As minor Sunitha was admitted to the benefits of
partnership it is obvious that she had not to share any
loss. The losses were to be distributed among the major
partners only. Since they were to share the profits in the
proportion in which they had contributed the capital it was
implied that they were to share the losses in the same
ratio. This was the reasonable manner in which the
instrument of partnership was required to the construed,
applying the second principle referred to above while
dealing with the case of mandyala Govindu & Co. (supra).
Moreover, the application made by the appellant in the
prescribed form clearly disclosed as to how the losses of
the firm were to be distributed among the major partners.
The way they had worked out their share in the loss, if any,
in the Schedule attached to the application was quite
consistent with the provisions made in the instrument of
partnership and the legal principles applicable in that
http://JUDIS.NIC.IN SUPREME COURT OF INDIA Page 6 of 6
behalf. Accordingly Rajakrishna who was required to
contribute 25% as share capital had to bear 40% of the loss
and the other three major partners who had individually
contributed 12.5% of the capital had to bear the loss in the
ratio of 20% each. The ITO had not considered these relevant
circumstances as he was of the view that the contract of
partnership itself was void. The Appellate Assistant
Commissioner and the Tribunal did to refer to the
application and construing the partnership deed alone held
that it was possible to ascertain how the losses of the firm
were to be distributed among the major partners.

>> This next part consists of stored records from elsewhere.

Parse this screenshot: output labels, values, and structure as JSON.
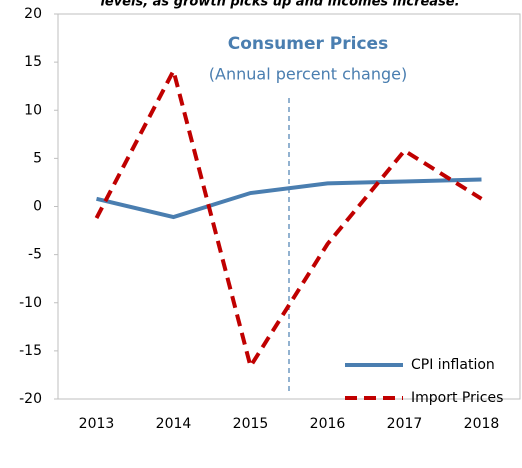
{
  "chart_data": {
    "type": "line",
    "caption": "levels, as growth picks up and incomes increase.",
    "title": "Consumer Prices",
    "subtitle": "(Annual percent change)",
    "categories": [
      "2013",
      "2014",
      "2015",
      "2016",
      "2017",
      "2018"
    ],
    "series": [
      {
        "name": "CPI inflation",
        "color": "#4a7eb0",
        "dash": false,
        "values": [
          0.8,
          -1.1,
          1.4,
          2.4,
          2.6,
          2.8
        ]
      },
      {
        "name": "Import Prices",
        "color": "#c00000",
        "dash": true,
        "values": [
          -1.2,
          14.1,
          -16.6,
          -3.9,
          5.8,
          0.8
        ]
      }
    ],
    "ylim": [
      -20,
      20
    ],
    "yticks": [
      -20,
      -15,
      -10,
      -5,
      0,
      5,
      10,
      15,
      20
    ],
    "legend": "lower right"
  }
}
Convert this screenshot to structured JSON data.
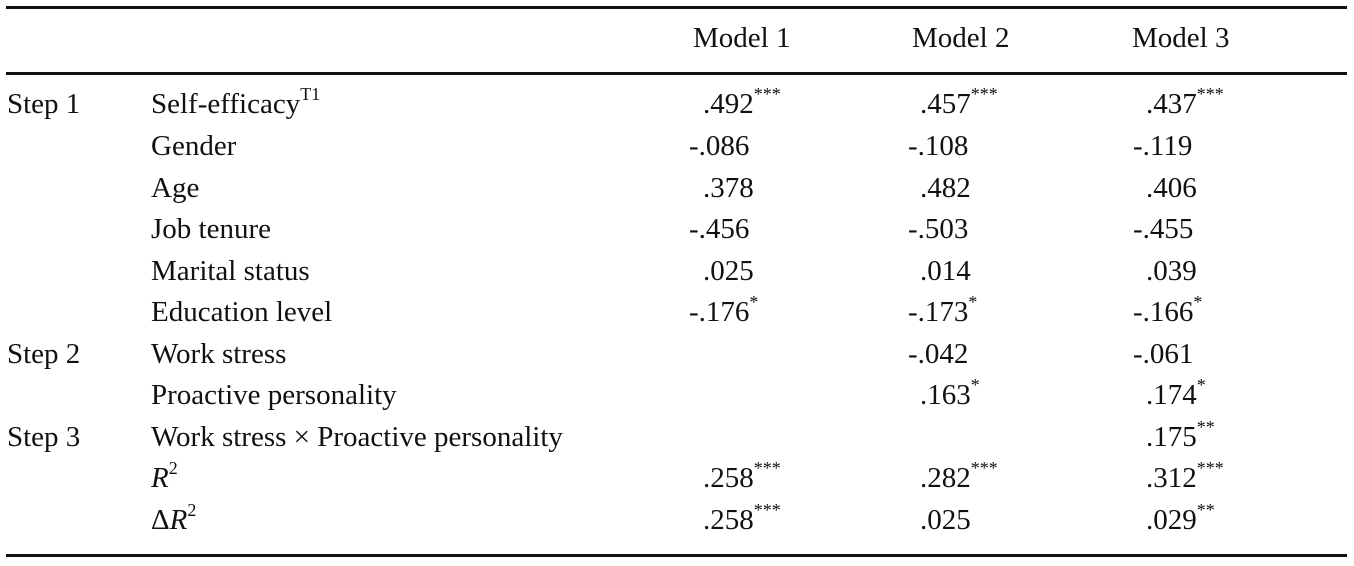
{
  "columns": [
    "Model 1",
    "Model 2",
    "Model 3"
  ],
  "rows": [
    {
      "step": "Step 1",
      "label": "Self-efficacy",
      "label_sup": "T1",
      "values": [
        {
          "v": ".492",
          "s": "***"
        },
        {
          "v": ".457",
          "s": "***"
        },
        {
          "v": ".437",
          "s": "***"
        }
      ]
    },
    {
      "step": "",
      "label": "Gender",
      "label_sup": "",
      "values": [
        {
          "v": "-.086",
          "s": ""
        },
        {
          "v": "-.108",
          "s": ""
        },
        {
          "v": "-.119",
          "s": ""
        }
      ]
    },
    {
      "step": "",
      "label": "Age",
      "label_sup": "",
      "values": [
        {
          "v": ".378",
          "s": ""
        },
        {
          "v": ".482",
          "s": ""
        },
        {
          "v": ".406",
          "s": ""
        }
      ]
    },
    {
      "step": "",
      "label": "Job tenure",
      "label_sup": "",
      "values": [
        {
          "v": "-.456",
          "s": ""
        },
        {
          "v": "-.503",
          "s": ""
        },
        {
          "v": "-.455",
          "s": ""
        }
      ]
    },
    {
      "step": "",
      "label": "Marital status",
      "label_sup": "",
      "values": [
        {
          "v": ".025",
          "s": ""
        },
        {
          "v": ".014",
          "s": ""
        },
        {
          "v": ".039",
          "s": ""
        }
      ]
    },
    {
      "step": "",
      "label": "Education level",
      "label_sup": "",
      "values": [
        {
          "v": "-.176",
          "s": "*"
        },
        {
          "v": "-.173",
          "s": "*"
        },
        {
          "v": "-.166",
          "s": "*"
        }
      ]
    },
    {
      "step": "Step 2",
      "label": "Work stress",
      "label_sup": "",
      "values": [
        {
          "v": "",
          "s": ""
        },
        {
          "v": "-.042",
          "s": ""
        },
        {
          "v": "-.061",
          "s": ""
        }
      ]
    },
    {
      "step": "",
      "label": "Proactive personality",
      "label_sup": "",
      "values": [
        {
          "v": "",
          "s": ""
        },
        {
          "v": ".163",
          "s": "*"
        },
        {
          "v": ".174",
          "s": "*"
        }
      ]
    },
    {
      "step": "Step 3",
      "label": "Work stress × Proactive personality",
      "label_sup": "",
      "values": [
        {
          "v": "",
          "s": ""
        },
        {
          "v": "",
          "s": ""
        },
        {
          "v": ".175",
          "s": "**"
        }
      ]
    },
    {
      "step": "",
      "label": "R",
      "label_sup": "2",
      "italic": true,
      "values": [
        {
          "v": ".258",
          "s": "***"
        },
        {
          "v": ".282",
          "s": "***"
        },
        {
          "v": ".312",
          "s": "***"
        }
      ]
    },
    {
      "step": "",
      "label": "ΔR",
      "label_sup": "2",
      "italic": true,
      "values": [
        {
          "v": ".258",
          "s": "***"
        },
        {
          "v": ".025",
          "s": ""
        },
        {
          "v": ".029",
          "s": "**"
        }
      ]
    }
  ]
}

If the partnership deed is construed reasonably, as
indicated above, then it has to be held that it did, by
necessary implication, provide for the proportion in which
the losses of the firm were to be shared by the major
partners. The application for registration made by the
appellant fulfilled the conditions laid down by Section 184
of the Act and, therefore, the ITO ought to have granted
registration and made assessment of the appellant for the
relevant years on that basis. The High Court was wrong in
taking the contrary view. Therefore, we allow these appeals,
set aside the judgment and orders passed by the High Court
and answer the question referred to the High Court by
holding that for the assessment year 1968-69 the appellant
was entitled to registration and for the assessment years
1969-70 and 1970-71 it was entitled to renewal/continuation
of registration. In view of the facts and circumstances of
the case, the parties shall bear their own costs.